I have a couple of other areas and will be very brief because in many of them we have a substantial disagreement. Oversight from the Oireachtas is crucially important. This is the appropriate Stage where many of us are bringing amendments but we will not get to them. Right now on Committee Stage is the time for us to bring in points. I agree with Senator O'Reilly that people should bring in some of the work and we have brought in the work. I commend the Civil Engagement Group team who have been amazing and others across the Oireachtas who have all been working to bring in suggestions and changes. We have to be clear.
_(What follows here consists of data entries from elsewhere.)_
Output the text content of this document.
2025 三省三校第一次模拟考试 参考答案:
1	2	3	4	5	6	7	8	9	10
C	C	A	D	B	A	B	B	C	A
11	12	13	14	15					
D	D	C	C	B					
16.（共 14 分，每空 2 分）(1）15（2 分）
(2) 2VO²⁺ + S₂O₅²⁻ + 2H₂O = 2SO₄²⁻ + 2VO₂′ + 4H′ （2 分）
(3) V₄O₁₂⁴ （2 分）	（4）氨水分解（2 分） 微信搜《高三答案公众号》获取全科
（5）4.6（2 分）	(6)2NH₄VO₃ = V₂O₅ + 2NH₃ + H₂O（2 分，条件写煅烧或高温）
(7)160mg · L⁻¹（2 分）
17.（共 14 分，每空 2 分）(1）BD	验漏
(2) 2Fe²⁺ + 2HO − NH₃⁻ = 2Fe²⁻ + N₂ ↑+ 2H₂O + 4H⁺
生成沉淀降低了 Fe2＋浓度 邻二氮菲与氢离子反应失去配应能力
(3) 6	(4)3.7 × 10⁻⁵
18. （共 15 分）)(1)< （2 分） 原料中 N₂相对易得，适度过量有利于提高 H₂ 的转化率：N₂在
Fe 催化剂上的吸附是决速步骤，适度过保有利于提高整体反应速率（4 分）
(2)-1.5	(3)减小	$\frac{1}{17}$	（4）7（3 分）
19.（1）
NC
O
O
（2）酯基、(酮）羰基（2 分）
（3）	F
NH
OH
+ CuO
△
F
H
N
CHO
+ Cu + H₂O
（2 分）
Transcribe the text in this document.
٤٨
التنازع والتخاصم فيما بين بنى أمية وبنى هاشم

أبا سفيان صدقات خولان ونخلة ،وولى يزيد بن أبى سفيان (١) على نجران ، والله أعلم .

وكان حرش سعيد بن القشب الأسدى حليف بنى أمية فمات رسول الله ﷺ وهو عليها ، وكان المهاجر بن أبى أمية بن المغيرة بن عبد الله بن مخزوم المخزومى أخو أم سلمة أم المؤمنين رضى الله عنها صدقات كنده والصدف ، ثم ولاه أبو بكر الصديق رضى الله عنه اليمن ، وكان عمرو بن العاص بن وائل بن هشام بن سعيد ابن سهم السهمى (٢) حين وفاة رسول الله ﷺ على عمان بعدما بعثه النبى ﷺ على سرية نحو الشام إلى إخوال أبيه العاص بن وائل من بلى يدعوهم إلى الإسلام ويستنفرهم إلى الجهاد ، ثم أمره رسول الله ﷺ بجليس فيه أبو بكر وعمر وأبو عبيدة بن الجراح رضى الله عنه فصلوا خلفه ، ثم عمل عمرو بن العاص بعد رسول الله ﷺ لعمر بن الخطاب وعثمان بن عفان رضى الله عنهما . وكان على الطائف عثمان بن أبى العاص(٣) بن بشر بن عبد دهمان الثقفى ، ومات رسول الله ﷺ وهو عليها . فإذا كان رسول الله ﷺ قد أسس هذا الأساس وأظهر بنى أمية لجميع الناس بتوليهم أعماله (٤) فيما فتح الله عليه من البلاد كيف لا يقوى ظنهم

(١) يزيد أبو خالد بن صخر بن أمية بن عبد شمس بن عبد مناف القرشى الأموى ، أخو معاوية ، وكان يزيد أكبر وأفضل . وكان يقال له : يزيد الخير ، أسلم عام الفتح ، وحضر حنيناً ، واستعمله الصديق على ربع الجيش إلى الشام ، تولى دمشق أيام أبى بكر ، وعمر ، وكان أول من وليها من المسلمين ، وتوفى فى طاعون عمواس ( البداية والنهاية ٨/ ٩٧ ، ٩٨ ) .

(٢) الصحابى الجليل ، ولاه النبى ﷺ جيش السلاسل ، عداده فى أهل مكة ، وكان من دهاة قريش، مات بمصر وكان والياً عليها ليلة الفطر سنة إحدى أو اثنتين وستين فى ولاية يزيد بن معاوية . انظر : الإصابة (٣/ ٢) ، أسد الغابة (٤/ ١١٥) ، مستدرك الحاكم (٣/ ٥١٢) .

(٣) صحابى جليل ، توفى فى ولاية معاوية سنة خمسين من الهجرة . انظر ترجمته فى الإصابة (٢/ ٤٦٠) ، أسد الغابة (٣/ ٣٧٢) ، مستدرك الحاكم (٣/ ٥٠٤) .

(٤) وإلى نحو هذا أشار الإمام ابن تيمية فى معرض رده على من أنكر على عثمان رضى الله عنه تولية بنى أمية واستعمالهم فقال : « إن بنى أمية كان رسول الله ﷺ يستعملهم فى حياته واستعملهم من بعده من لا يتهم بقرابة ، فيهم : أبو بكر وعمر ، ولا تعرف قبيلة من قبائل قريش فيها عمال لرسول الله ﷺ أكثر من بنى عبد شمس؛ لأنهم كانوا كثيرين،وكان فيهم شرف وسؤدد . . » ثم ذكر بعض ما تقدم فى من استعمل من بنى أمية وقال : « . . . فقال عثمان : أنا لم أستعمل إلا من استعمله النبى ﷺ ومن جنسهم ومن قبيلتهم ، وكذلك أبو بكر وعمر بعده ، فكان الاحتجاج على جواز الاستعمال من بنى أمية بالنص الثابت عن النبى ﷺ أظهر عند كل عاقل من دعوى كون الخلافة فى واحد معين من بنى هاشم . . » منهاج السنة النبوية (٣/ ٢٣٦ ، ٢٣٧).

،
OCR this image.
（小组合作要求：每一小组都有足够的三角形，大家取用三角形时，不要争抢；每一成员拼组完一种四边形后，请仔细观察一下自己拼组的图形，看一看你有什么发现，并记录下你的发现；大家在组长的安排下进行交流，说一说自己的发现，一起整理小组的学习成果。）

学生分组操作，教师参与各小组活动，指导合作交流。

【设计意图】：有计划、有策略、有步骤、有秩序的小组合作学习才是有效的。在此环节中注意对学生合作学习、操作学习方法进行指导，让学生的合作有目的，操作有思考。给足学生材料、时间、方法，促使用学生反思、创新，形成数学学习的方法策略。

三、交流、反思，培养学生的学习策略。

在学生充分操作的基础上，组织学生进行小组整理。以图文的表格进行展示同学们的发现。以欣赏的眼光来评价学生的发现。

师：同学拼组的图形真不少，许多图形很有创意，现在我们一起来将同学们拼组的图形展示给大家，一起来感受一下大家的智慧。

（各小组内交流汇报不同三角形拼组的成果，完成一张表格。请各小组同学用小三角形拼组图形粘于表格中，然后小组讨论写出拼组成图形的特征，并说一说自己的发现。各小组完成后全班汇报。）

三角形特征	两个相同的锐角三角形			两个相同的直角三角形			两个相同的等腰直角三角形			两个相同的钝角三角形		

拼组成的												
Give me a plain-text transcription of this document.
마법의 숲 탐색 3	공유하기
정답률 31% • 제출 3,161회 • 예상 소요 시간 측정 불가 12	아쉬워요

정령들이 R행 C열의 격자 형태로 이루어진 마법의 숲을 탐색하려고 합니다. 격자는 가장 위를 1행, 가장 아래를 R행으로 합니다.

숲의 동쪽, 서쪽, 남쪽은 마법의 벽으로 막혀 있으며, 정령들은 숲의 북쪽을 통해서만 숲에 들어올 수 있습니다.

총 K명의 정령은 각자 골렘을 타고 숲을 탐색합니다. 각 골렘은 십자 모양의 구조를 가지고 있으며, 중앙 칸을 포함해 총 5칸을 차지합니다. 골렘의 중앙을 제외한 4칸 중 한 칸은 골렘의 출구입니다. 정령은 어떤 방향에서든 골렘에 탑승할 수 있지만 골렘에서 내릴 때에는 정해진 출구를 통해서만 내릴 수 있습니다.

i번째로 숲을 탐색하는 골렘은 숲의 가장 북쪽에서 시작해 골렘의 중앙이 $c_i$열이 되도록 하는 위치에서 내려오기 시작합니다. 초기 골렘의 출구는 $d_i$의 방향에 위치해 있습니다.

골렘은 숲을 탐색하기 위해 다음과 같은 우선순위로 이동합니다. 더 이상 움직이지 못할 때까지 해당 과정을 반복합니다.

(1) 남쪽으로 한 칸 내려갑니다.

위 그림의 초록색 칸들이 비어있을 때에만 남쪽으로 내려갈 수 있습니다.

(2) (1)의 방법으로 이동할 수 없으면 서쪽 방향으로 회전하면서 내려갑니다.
People are speaking about their terrible concerns with the Office of the Planning Regulator. I have concerns when the Leader of the House, who has chosen to guillotine this legislation, speaks at length about her concerns about the Office of the panning Regulator when there is every chance we will not even get to the sections of the Bill that deal with it because there was a choice made to guillotine the legislation. If the Leader chooses to guillotine the legislation on the Office of the Planning Regulator but still wants to be able to give out about it, that is where the questions comes in. Make choices that allow good changes and laws to happen rather than giving a speech saying "I am very sorry". There are a number of areas of this Bill and that will come out of the national planning statement where a lot of people will be complaining after the fact. Maybe if they are lucky enough to be in the party the Minister happens to be in, they will have a little back road to try to get something into the national planning statement and express concerns. For many in the public who will be personally affected by the issues in the national planning statement, they cannot. Their local authorities will be overruled by the national planning statement. Their national parliamentary representatives will not have oversight of or an opportunity to reject the national planning statement. For many people in the public personally affected by the many issues in this Bill and the national planning statements, unless our amendments are accepted right now, they do not have an avenue for getting these issues addressed. It is important and very significant. There are some aspects of the Bill to be scared about. We will go through some of the rest of these other issues again in terms of local development plans when we come to that section. I support the comments made about nightlife by Senator Gavan.